Shane Jensen and Stephen Shore report:
Recent research has documented a significant rise in the volatility (e.g., expected squared change) of individual incomes in the U.S. since the 1970s. Existing measures of this trend abstract from individual heterogeneity, effectively estimating an increase in average volatility. We decompose this increase in average volatility and find that it is far from representative of the experience of most people: there has been no systematic rise in volatility for the vast majority of individuals. The rise in average volatility has been driven almost entirely by a sharp rise in the income volatility of those expected to have the most volatile incomes, identified ex-ante by large income changes in the past. We document that the self-employed and those who self-identify as risk-tolerant are much more likely to have such volatile incomes; these groups have experienced much larger increases in income volatility than the population at large. These results color the policy implications one might draw from the rise in average volatility. While the basic results are apparent from PSID summary statistics, providing a complete characterization of the dynamics of the volatility distribution is a methodological challenge.
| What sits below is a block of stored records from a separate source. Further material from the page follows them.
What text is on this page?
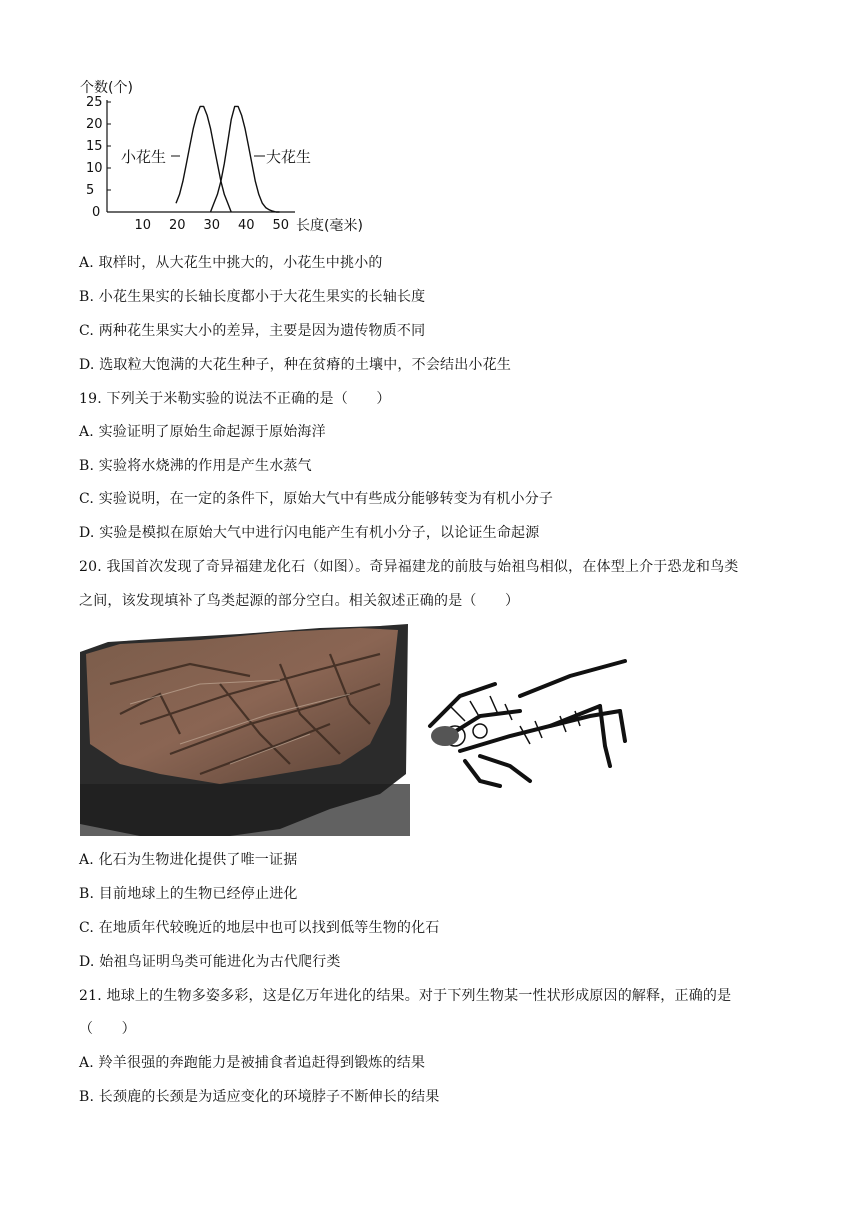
个数(个)
长度(毫米)
25
20
15
10
5
0
10 20 30 40 50
小花生	大花生
A. 取样时，从大花生中挑大的，小花生中挑小的
B. 小花生果实的长轴长度都小于大花生果实的长轴长度
C. 两种花生果实大小的差异，主要是因为遗传物质不同
D. 选取粒大饱满的大花生种子，种在贫瘠的土壤中，不会结出小花生
19. 下列关于米勒实验的说法不正确的是（　　）
A. 实验证明了原始生命起源于原始海洋
B. 实验将水烧沸的作用是产生水蒸气
C. 实验说明，在一定的条件下，原始大气中有些成分能够转变为有机小分子
D. 实验是模拟在原始大气中进行闪电能产生有机小分子，以论证生命起源
20. 我国首次发现了奇异福建龙化石（如图）。奇异福建龙的前肢与始祖鸟相似，在体型上介于恐龙和鸟类
之间，该发现填补了鸟类起源的部分空白。相关叙述正确的是（　　）
A. 化石为生物进化提供了唯一证据
B. 目前地球上的生物已经停止进化
C. 在地质年代较晚近的地层中也可以找到低等生物的化石
D. 始祖鸟证明鸟类可能进化为古代爬行类
21. 地球上的生物多姿多彩，这是亿万年进化的结果。对于下列生物某一性状形成原因的解释，正确的是
（　　）
A. 羚羊很强的奔跑能力是被捕食者追赶得到锻炼的结果
B. 长颈鹿的长颈是为适应变化的环境脖子不断伸长的结果
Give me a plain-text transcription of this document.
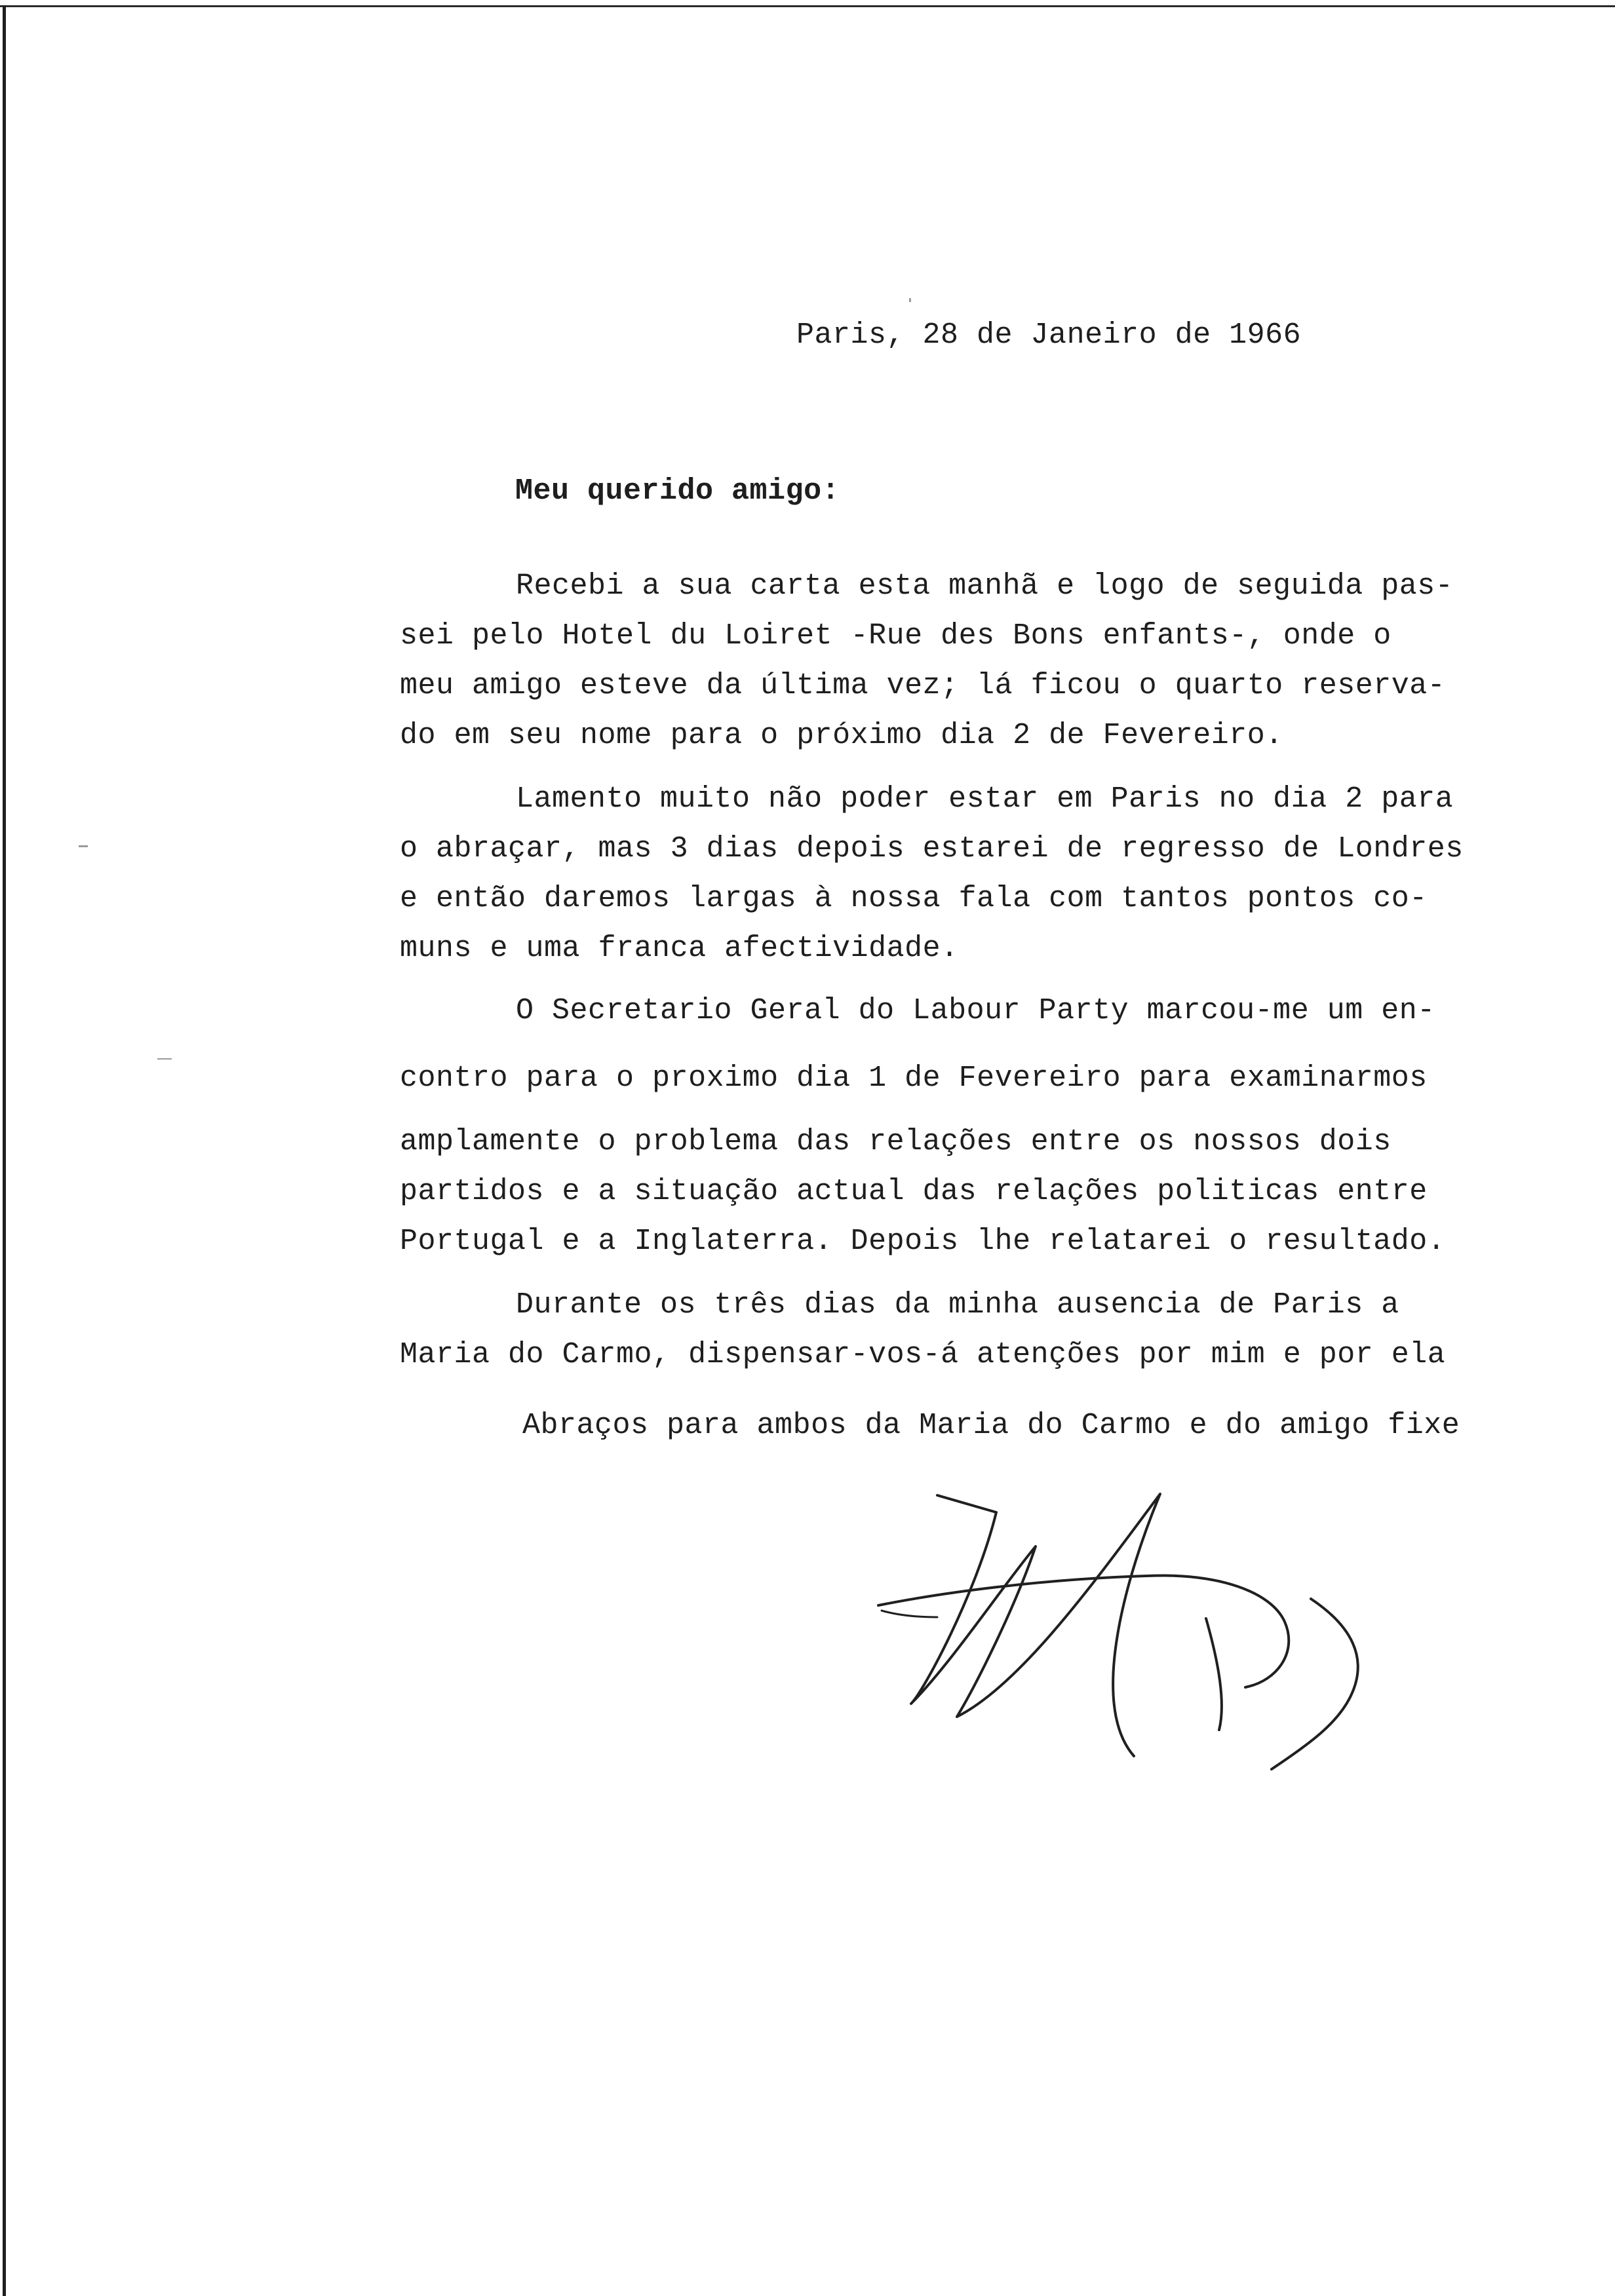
Paris, 28 de Janeiro de 1966
Meu querido amigo:
Recebi a sua carta esta manhã e logo de seguida pas-
sei pelo Hotel du Loiret -Rue des Bons enfants-, onde o
meu amigo esteve da última vez; lá ficou o quarto reserva-
do em seu nome para o próximo dia 2 de Fevereiro.
Lamento muito não poder estar em Paris no dia 2 para
o abraçar, mas 3 dias depois estarei de regresso de Londres
e então daremos largas à nossa fala com tantos pontos co-
muns e uma franca afectividade.
O Secretario Geral do Labour Party marcou-me um en-
contro para o proximo dia 1 de Fevereiro para examinarmos
amplamente o problema das relações entre os nossos dois
partidos e a situação actual das relações politicas entre
Portugal e a Inglaterra. Depois lhe relatarei o resultado.
Durante os três dias da minha ausencia de Paris a
Maria do Carmo, dispensar-vos-á atenções por mim e por ela
Abraços para ambos da Maria do Carmo e do amigo fixe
We resolve these difficulties with a Markovian hierarchical Dirichlet process that builds on work from the non-parametric Bayesian statistics literature.
It is difficult to make the different papers on this topic commensurable, so I would say this is not the final word. Still, it does raise the possibility that rising income volatility is not as fearful as it at first sounds. You'll find many other posts on topic by searching for Jacob Hacker posts on this blog and over at Mark Thoma's, among other places.